É nesse cenário contemporâneo, localizado no Nordeste brasileiro,
que a autora deste livro vai construir a problemática original da sua investigação
de caráter qualitativo: as rádios comunitárias organizadas
por movimentos sociais e culturais populares e geridas por jovens e crianças
das classes menos favorecidas. Dentre as muitas visitadas e indicadas a uma primeira
análise avaliativa, duas se impuseram como objeto de estudo para a pesquisa
que originou este livro: a rádio MANDACARU FM, localizada em um bairro
periférico de Fortaleza e a CASA GRANDE FM, situada na cidade de Nova Olinda,
a 560 km da capital cearense.
As trajetórias de vida pessoal e universitária,
contemplando a participação em movimentos populares e o envolvimento
com pesquisas e trabalhos de extensão que enfocavam as possibilidades comunicacionais
acessíveis às classes populares, deram a autora um domínio
privilegiado dos campos onde se situava o objeto investigativo escolhido: as rádios
alternativas organizadas por movimentos sociais e culturais populares e os processos
educativos elaborados por essas emissoras, examinados não só através
da sua programação, mas também a partir de entrevistas com
os receptores. Também, uma cuidadosa observação participante
enfocando as diversas maneiras, individualizadas ou coletivas, de como a recepção
da programação acontecia foi fator importante na construção
deste trabalho que, situado na intersecção dos campos da comunicação
e da educação traz contribuições importantes e originais
para essas duas áreas de conhecimento.
Uma outra característica
da realização do trabalho de pesquisa que resultou neste livro que
gostaria de partilhar com vocês é que, apesar das dificuldades acima
apontadas, das grandes distâncias a serem enfrentadas, o prazer de pesquisar
e de descobrir aspectos novos, característicos da realidade observada,
sempre estiveram presentes durante a realização do trabalho investigativo,
além de uma certa ousadia e muito entusiasmo no enfrentamento de desafios
ainda pouco conhecidos, seja no campo da comunicação popular, seja
na área da educação não-formal, via rádio-difusão.
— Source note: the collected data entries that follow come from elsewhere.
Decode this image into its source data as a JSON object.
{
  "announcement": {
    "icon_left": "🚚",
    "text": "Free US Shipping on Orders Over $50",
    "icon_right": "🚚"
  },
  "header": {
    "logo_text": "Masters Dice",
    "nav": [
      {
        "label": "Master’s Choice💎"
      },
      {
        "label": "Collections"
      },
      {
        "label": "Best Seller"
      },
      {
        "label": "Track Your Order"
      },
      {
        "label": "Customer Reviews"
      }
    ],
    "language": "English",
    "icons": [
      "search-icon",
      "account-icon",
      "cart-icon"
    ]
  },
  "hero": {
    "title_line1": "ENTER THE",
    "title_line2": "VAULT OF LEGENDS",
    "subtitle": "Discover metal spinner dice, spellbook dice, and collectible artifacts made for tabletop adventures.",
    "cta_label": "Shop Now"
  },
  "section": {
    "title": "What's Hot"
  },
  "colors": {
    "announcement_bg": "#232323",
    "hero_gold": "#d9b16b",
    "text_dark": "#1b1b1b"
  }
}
Gostaria de apontar alguns aspectos importantes das conclusões
da pesquisa acima descrita e que serão discutidos, ao longo deste livro,
no sentido de iluminá-los para que o leitor não deixe de percebê-los.
Como diz a própria autora na introdução: Dentro dos
interesses desta pesquisa observei que as rádios organizadas por movimentos
sociais e culturais populares, a exemplo das rádios livres francesas e
italianas, apresentam uma difusão mais explícita dos processos culturais,
demonstrando uma outra maneira de projetarem-se politicamente. Nas cuidadosas
observações que realizou, a pesquisadora se deu conta da existência,
na programação dessas emissoras, não só de aspectos
das mobilizações e reivindicações dos movimentos populares
que as haviam gestado, mas percebeu também que elas mostravam uma intensa
interação, tanto com a cultura de massa, como com os movimentos
culturais. Mas, essa presença massiva, em diálogo com o popular,
(principalmente com as produções da indústria fonográfica)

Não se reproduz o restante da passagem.